Es éste el otro brindis, entre tres,
taciturno, diverso
en vino, en mundo, en vidrio, al que brindábamos
más de una vez al cuerpo
y, menos de una vez, al pensamiento.
Hoy es más diferente todavía;
hoy sufro dulce, amargamente,
bebo tu sangre en cuanto a Cristo el duro,
como tu hueso en cuanto a Cristo el suave,
porque te quiero, dos a dos, Alfonso,
y casi lo podría decir, eternamente.

Poemas humanos, 1939.

Alfonso: tu me regardes, je le vois

Alfonso: tu me regardes, je le vois,
depuis le plan implacable où se tiennent
linéaires les toujours, linéaires les jamais.
(Cette nuit, tu as dormi, entre ton songe
et mon songe, rue Ribouté.)
Manifestement,
ton inoubliable métis t’écoute marcher
dans Paris, t’entend garder silence au téléphone
et touche sur le fil ton dernier acte,
devenir dense, porter un toast
à la profondeur, à toi, à moi.

Moi encore
j’achète «du vin, du lait, comptant les sous»
sous mon manteau, pour que mon âme ne me voie pas,
sous ce manteau, cher Alfonso,
et sous le rayon simple de la tempe parée;
moi je souffre encore, et toi, c’est fini, plus jamais, mon frère!
(On m’a dit qu’au cours de tes siècles de souffrance,
être aimé,
être là aimé,
tu faisais des zéros de bois. Est-ce vrai?)

Dans la «boîte de nuit», où tu jouais des tangos,
ta créature indignée faisant sonner son coeur,
escorté de toi-même, pleurant
à cause de toi et de ton énorme ressemblance avec ton ombre,
monsieur Fourgeat, le patron, a vieilli.
Le lui dire? Le lui conter?

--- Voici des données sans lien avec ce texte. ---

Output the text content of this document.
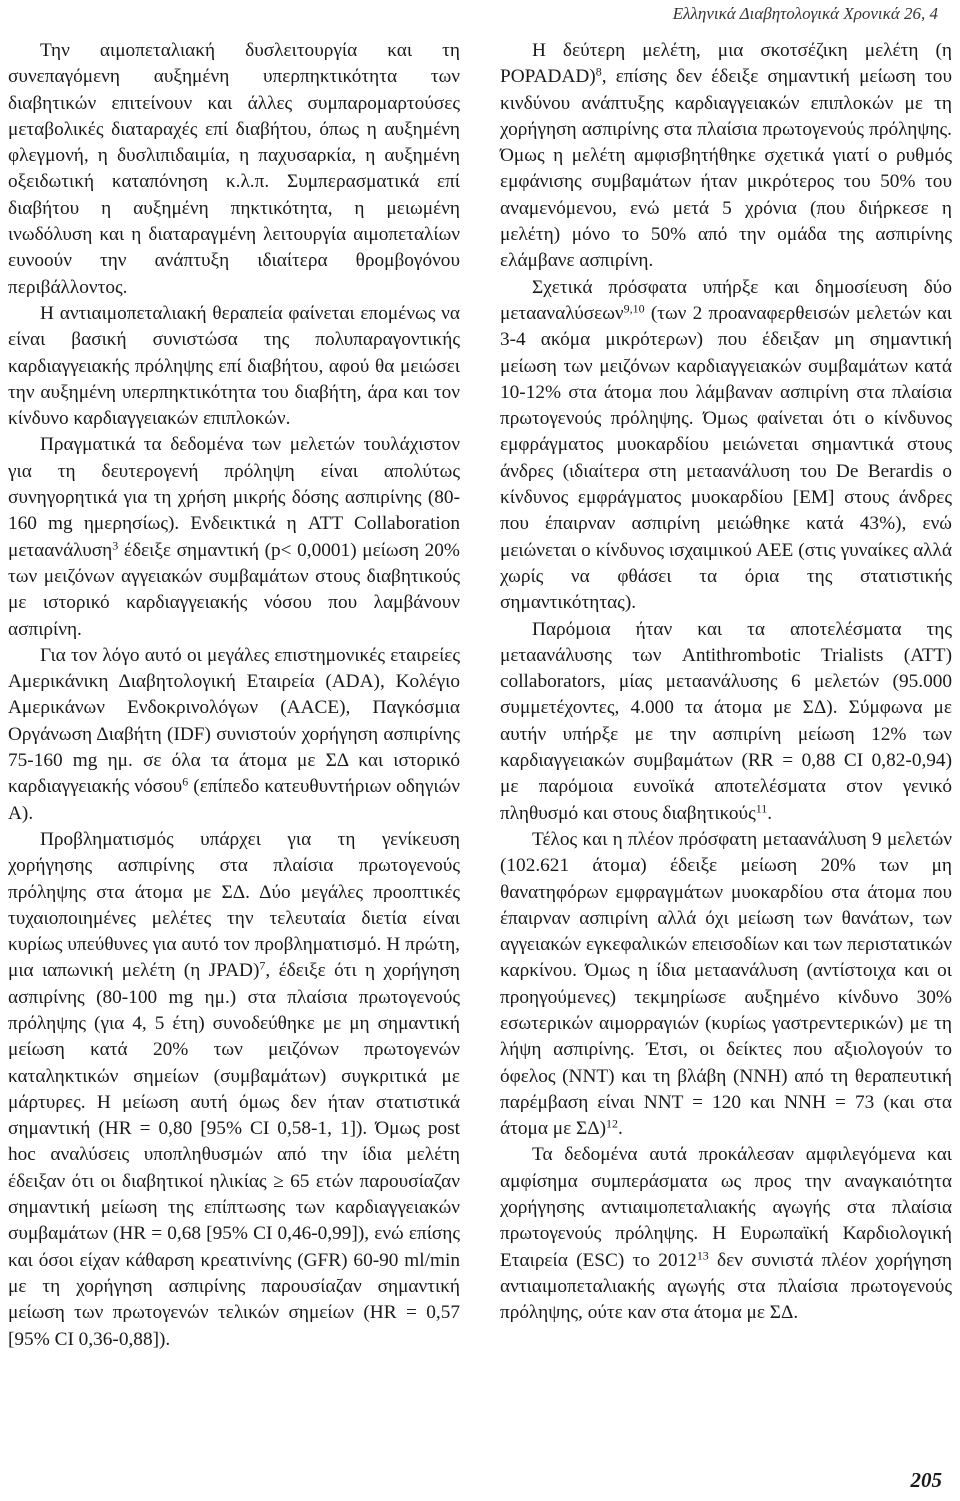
Ελληνικά Διαβητολογικά Χρονικά 26, 4

Την αιμοπεταλιακή δυσλειτουργία και τη συνεπαγόμενη αυξημένη υπερπηκτικότητα των διαβητικών επιτείνουν και άλλες συμπαρομαρτούσες μεταβολικές διαταραχές επί διαβήτου, όπως η αυξημένη φλεγμονή, η δυσλιπιδαιμία, η παχυσαρκία, η αυξημένη οξειδωτική καταπόνηση κ.λ.π. Συμπερασματικά επί διαβήτου η αυξημένη πηκτικότητα, η μειωμένη ινωδόλυση και η διαταραγμένη λειτουργία αιμοπεταλίων ευνοούν την ανάπτυξη ιδιαίτερα θρομβογόνου περιβάλλοντος.

Η αντιαιμοπεταλιακή θεραπεία φαίνεται επομένως να είναι βασική συνιστώσα της πολυπαραγοντικής καρδιαγγειακής πρόληψης επί διαβήτου, αφού θα μειώσει την αυξημένη υπερπηκτικότητα του διαβήτη, άρα και τον κίνδυνο καρδιαγγειακών επιπλοκών.

Πραγματικά τα δεδομένα των μελετών τουλάχιστον για τη δευτερογενή πρόληψη είναι απολύτως συνηγορητικά για τη χρήση μικρής δόσης ασπιρίνης (80-160 mg ημερησίως). Ενδεικτικά η ATT Collaboration μεταανάλυση$^3$ έδειξε σημαντική (p< 0,0001) μείωση 20% των μειζόνων αγγειακών συμβαμάτων στους διαβητικούς με ιστορικό καρδιαγγειακής νόσου που λαμβάνουν ασπιρίνη.

Για τον λόγο αυτό οι μεγάλες επιστημονικές εταιρείες Αμερικάνικη Διαβητολογική Εταιρεία (ADA), Κολέγιο Αμερικάνων Ενδοκρινολόγων (AACE), Παγκόσμια Οργάνωση Διαβήτη (IDF) συνιστούν χορήγηση ασπιρίνης 75-160 mg ημ. σε όλα τα άτομα με ΣΔ και ιστορικό καρδιαγγειακής νόσου$^6$ (επίπεδο κατευθυντήριων οδηγιών Α).

Προβληματισμός υπάρχει για τη γενίκευση χορήγησης ασπιρίνης στα πλαίσια πρωτογενούς πρόληψης στα άτομα με ΣΔ. Δύο μεγάλες προοπτικές τυχαιοποιημένες μελέτες την τελευταία διετία είναι κυρίως υπεύθυνες για αυτό τον προβληματισμό. Η πρώτη, μια ιαπωνική μελέτη (η JPAD)$^7$, έδειξε ότι η χορήγηση ασπιρίνης (80-100 mg ημ.) στα πλαίσια πρωτογενούς πρόληψης (για 4, 5 έτη) συνοδεύθηκε με μη σημαντική μείωση κατά 20% των μειζόνων πρωτογενών καταληκτικών σημείων (συμβαμάτων) συγκριτικά με μάρτυρες. Η μείωση αυτή όμως δεν ήταν στατιστικά σημαντική (HR = 0,80 [95% CI 0,58-1, 1]). Όμως post hoc αναλύσεις υποπληθυσμών από την ίδια μελέτη έδειξαν ότι οι διαβητικοί ηλικίας ≥ 65 ετών παρουσίαζαν σημαντική μείωση της επίπτωσης των καρδιαγγειακών συμβαμάτων (HR = 0,68 [95% CI 0,46-0,99]), ενώ επίσης και όσοι είχαν κάθαρση κρεατινίνης (GFR) 60-90 ml/min με τη χορήγηση ασπιρίνης παρουσίαζαν σημαντική μείωση των πρωτογενών τελικών σημείων (HR = 0,57 [95% CI 0,36-0,88]).

Η δεύτερη μελέτη, μια σκοτσέζικη μελέτη (η POPADAD)$^8$, επίσης δεν έδειξε σημαντική μείωση του κινδύνου ανάπτυξης καρδιαγγειακών επιπλοκών με τη χορήγηση ασπιρίνης στα πλαίσια πρωτογενούς πρόληψης. Όμως η μελέτη αμφισβητήθηκε σχετικά γιατί ο ρυθμός εμφάνισης συμβαμάτων ήταν μικρότερος του 50% του αναμενόμενου, ενώ μετά 5 χρόνια (που διήρκεσε η μελέτη) μόνο το 50% από την ομάδα της ασπιρίνης ελάμβανε ασπιρίνη.

Σχετικά πρόσφατα υπήρξε και δημοσίευση δύο μετααναλύσεων$^{9,10}$ (των 2 προαναφερθεισών μελετών και 3-4 ακόμα μικρότερων) που έδειξαν μη σημαντική μείωση των μειζόνων καρδιαγγειακών συμβαμάτων κατά 10-12% στα άτομα που λάμβαναν ασπιρίνη στα πλαίσια πρωτογενούς πρόληψης. Όμως φαίνεται ότι ο κίνδυνος εμφράγματος μυοκαρδίου μειώνεται σημαντικά στους άνδρες (ιδιαίτερα στη μεταανάλυση του De Berardis ο κίνδυνος εμφράγματος μυοκαρδίου [ΕΜ] στους άνδρες που έπαιρναν ασπιρίνη μειώθηκε κατά 43%), ενώ μειώνεται ο κίνδυνος ισχαιμικού ΑΕΕ (στις γυναίκες αλλά χωρίς να φθάσει τα όρια της στατιστικής σημαντικότητας).

Παρόμοια ήταν και τα αποτελέσματα της μεταανάλυσης των Antithrombotic Trialists (ATT) collaborators, μίας μεταανάλυσης 6 μελετών (95.000 συμμετέχοντες, 4.000 τα άτομα με ΣΔ). Σύμφωνα με αυτήν υπήρξε με την ασπιρίνη μείωση 12% των καρδιαγγειακών συμβαμάτων (RR = 0,88 CI 0,82-0,94) με παρόμοια ευνοϊκά αποτελέσματα στον γενικό πληθυσμό και στους διαβητικούς$^{11}$.

Τέλος και η πλέον πρόσφατη μεταανάλυση 9 μελετών (102.621 άτομα) έδειξε μείωση 20% των μη θανατηφόρων εμφραγμάτων μυοκαρδίου στα άτομα που έπαιρναν ασπιρίνη αλλά όχι μείωση των θανάτων, των αγγειακών εγκεφαλικών επεισοδίων και των περιστατικών καρκίνου. Όμως η ίδια μεταανάλυση (αντίστοιχα και οι προηγούμενες) τεκμηρίωσε αυξημένο κίνδυνο 30% εσωτερικών αιμορραγιών (κυρίως γαστρεντερικών) με τη λήψη ασπιρίνης. Έτσι, οι δείκτες που αξιολογούν το όφελος (NNT) και τη βλάβη (NNH) από τη θεραπευτική παρέμβαση είναι NNT = 120 και NNH = 73 (και στα άτομα με ΣΔ)$^{12}$.

Τα δεδομένα αυτά προκάλεσαν αμφιλεγόμενα και αμφίσημα συμπεράσματα ως προς την αναγκαιότητα χορήγησης αντιαιμοπεταλιακής αγωγής στα πλαίσια πρωτογενούς πρόληψης. Η Ευρωπαϊκή Καρδιολογική Εταιρεία (ESC) το 2012$^{13}$ δεν συνιστά πλέον χορήγηση αντιαιμοπεταλιακής αγωγής στα πλαίσια πρωτογενούς πρόληψης, ούτε καν στα άτομα με ΣΔ.

205
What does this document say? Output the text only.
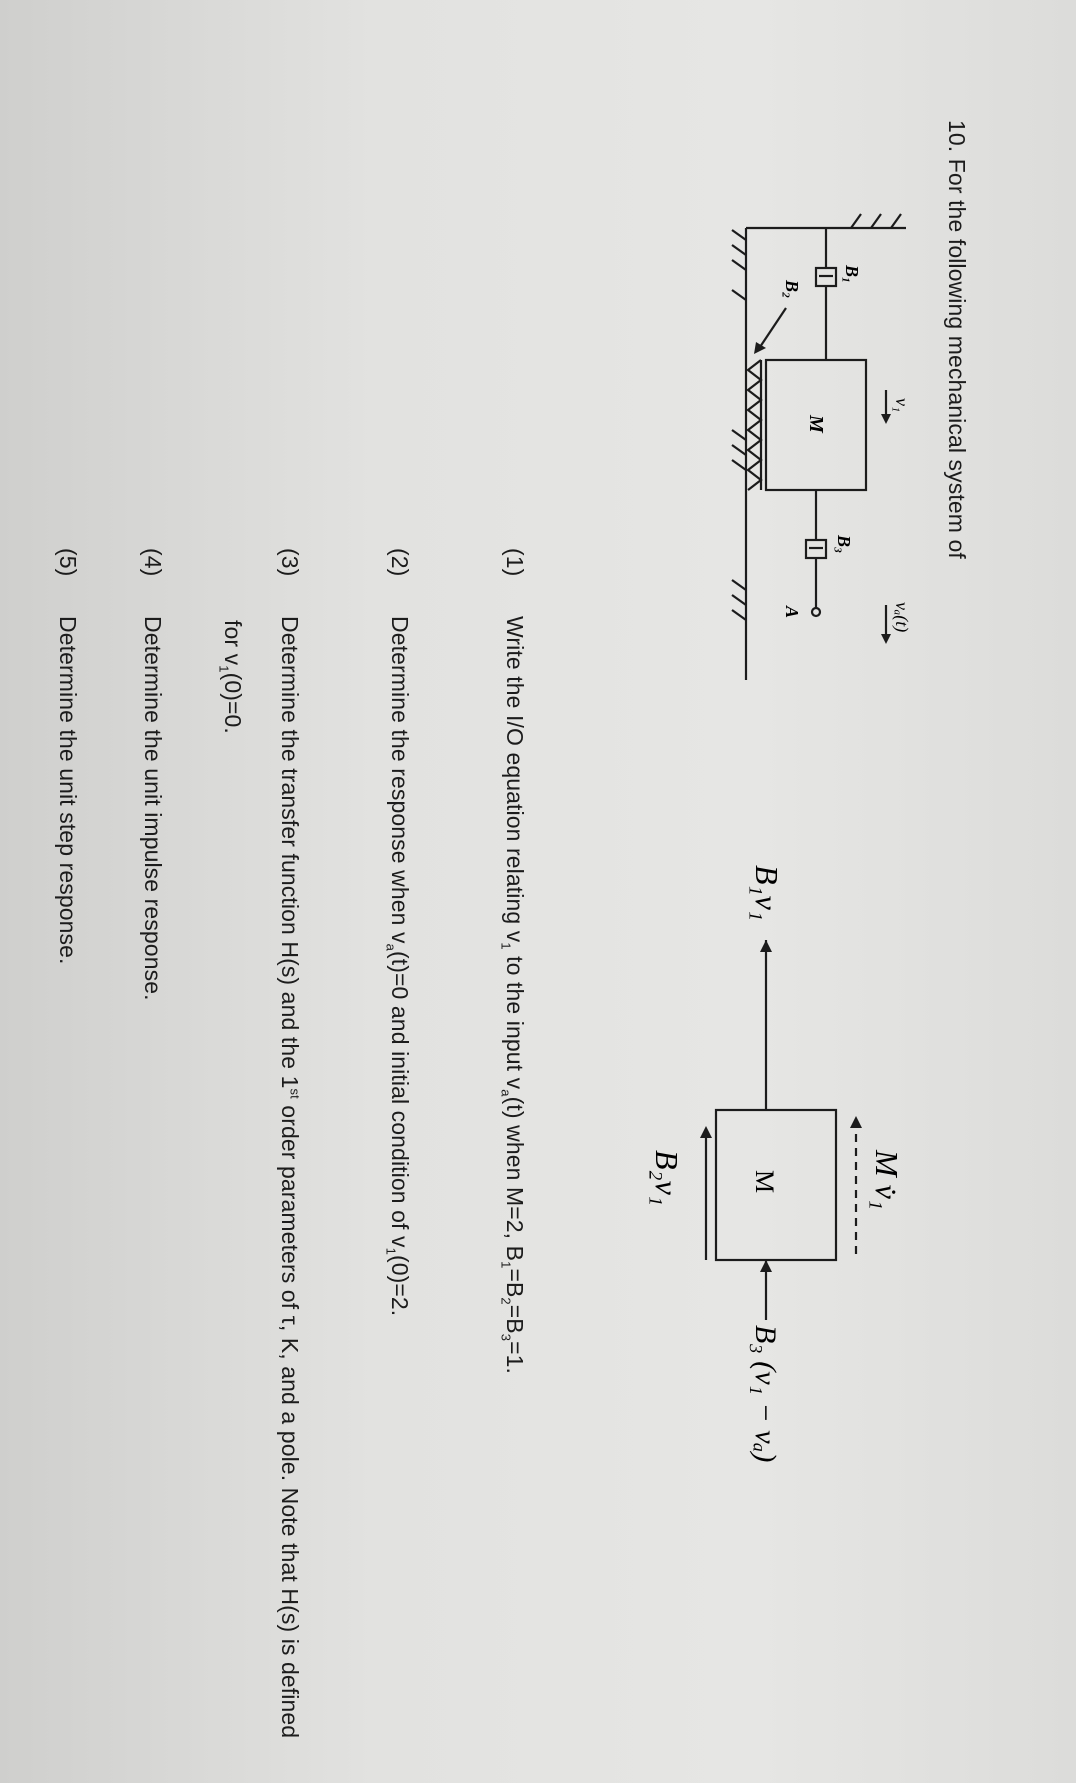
10. For the following mechanical system of
v₁
vₐ(t)
B₁
B₂
B₃
M
A
B₁v₁
M v̇₁
M
B₂v₁
B₃ (v₁ − vₐ)
(1)Write the I/O equation relating $v_1$ to the input $v_a(t)$ when M=2, $B_1=B_2=B_3=1$.
(2)Determine the response when $v_a(t)=0$ and initial condition of $v_1(0)=2$.
(3)Determine the transfer function H(s) and the 1st order parameters of τ, K, and a pole. Note that H(s) is defined
for $v_1(0)=0$.
(4)Determine the unit impulse response.
(5)Determine the unit step response.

C’est tout,
Alfonso; cela, c’est fini!
L’hôtel des Écoles est toujours ouvert
et on achète encore des mandarines;
mais moi je souffre, comme je te dis,
doucement, à me rappeler
ce que nous avons souffert tous deux, à notre mort à tous deux,
à l’ouverture de la double tombe,
dans cet autre tombe avec ton être,
et dans celle d’acajou avec ton être-là;
je souffre, en buvant un verre de toi, Silva,
un verre histoire de se sentir bien, comme nous disions,
et après, on verra bien…

Des trois toasts, voici l’autre,
taciturne, différent
en vin, en monde, en verre, que nous portions
plus d’une fois au corps
et, moins d’une fois, à la pensée.
Aujourd’hui, c’est encore plus différent;
aujourd’hui je souffre doucement, amèrement,
je bois ton sang en référence au Christ le dur,
je mange ton os en référence au Christ le doux, Alfonso,
parce que je t’aime deux par deux, Alfonso,
et je pourrais presque le dire, éternellement.